By January, indicators of stabilization had appeared. Whole market quantity for the quarter reached roughly $20.57 trillion, cut up between $1.94 trillion in spot and $18.63 trillion in derivatives.
Nonetheless, every successive month noticed decrease totals. January posted the very best exercise, and March fell to the quarterly low.
The derivatives-to-spot ratio held at roughly 9.6x all through the quarter, barely above the 2025 full-year common.
That ratio suggests merchants most well-liked hedging and short-term positioning via futures moderately than making directional spot bets.
Binance’s Lead Extends Throughout Each Metric
The CoinGlass report measured exchanges throughout 4 dimensions, together with buying and selling quantity, open curiosity (OI), order e-book depth, and person asset reserves. Binance ranked first in all of them.
In derivatives, Binance posted roughly $4.90 trillion in cumulative quantity, a 34.9% share among the many high 10 exchanges.
That determine exceeded the mixed totals of OKX ($2.19 trillion) and Bybit ($1.49 trillion). In open curiosity, Binance averaged $23.9 billion each day, roughly 2.2 occasions second-ranked Bybit.
Liquidity depth advised an identical story. In BTC futures, Binance’s common two-sided depth inside 1% of the mid-price was roughly $284 million.
OKX adopted at $160 million and Bybit at $76.55 million. The sample repeated throughout BTC spot, ETH futures, and ETH spot markets. No single competitor matched Binance throughout all 4 sub-markets concurrently.
The starkest hole appeared in person asset reserves. Binance held roughly $152.9 billion in custodial belongings, accounting for 73.5% among the many high 10 exchanges. OKX was a distant second at $15.9 billion. Gate, Bitget, and Bybit all fell throughout the $5 to $7 billion vary.
That focus far exceeds Binance’s share in buying and selling quantity or open curiosity.
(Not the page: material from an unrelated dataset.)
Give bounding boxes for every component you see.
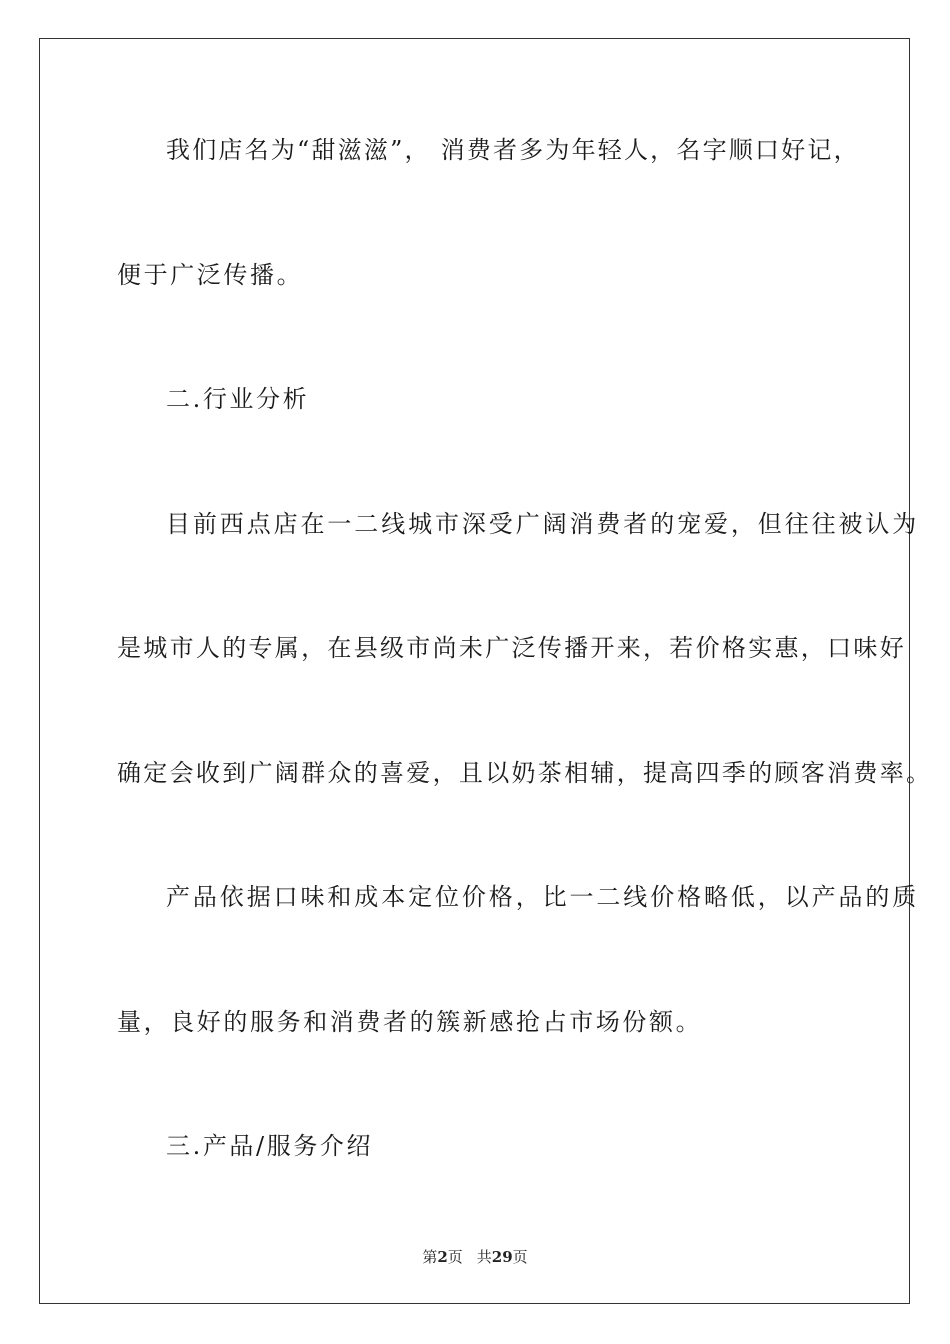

The CoinGlass report famous that asset retention displays model belief, product ecosystem breadth, and on/off-ramp comfort, making it a stronger indicator of long-term aggressive place.
Hyperliquid Enters the Mainstream Dialog
One of many quarter’s most notable developments was the rise of Hyperliquid (HYPE), a decentralized derivatives protocol that posted roughly $492.7 billion in Q1 buying and selling quantity.
That positioned it inside the highest ten.
Its common each day open curiosity of roughly $6.0 billion, with a peak of $9.7 billion, drew near that of centralized rivals like Bitget.
The expansion validated what CoinGlass’s 2025 annual report had predicted, that decentralized derivatives have been transitioning from proof-of-concept to precise market share competitors.
JPMorgan flagged Hyperliquid in a March report, noting that demand for round the clock entry to conventional belongings was driving decentralized alternate development and taking share from mid-tier centralized platforms.
Grayscale additionally filed an S-1 for a HYPE ETF in March, looking for a Nasdaq itemizing.
For now, Hyperliquid’s scale stays considerably beneath the main centralized exchanges.
Nonetheless, its entry into the aggressive area provides stress to second-tier platforms competing for derivatives market share.
What Comes Subsequent
The CoinGlass report recognized a number of variables to observe heading into Q2. These embrace:
- The Federal Reserve’s financial coverage path,
- Modifications in BTC spot ETF fund flows, and
- The progress of regulatory framework implementation throughout main jurisdictions.
Q1 was not a few return to all-time highs. It was about restoration, focus, and a shifting market construction that’s drawing clearer traces between the platforms that entice capital and people who threat falling behind.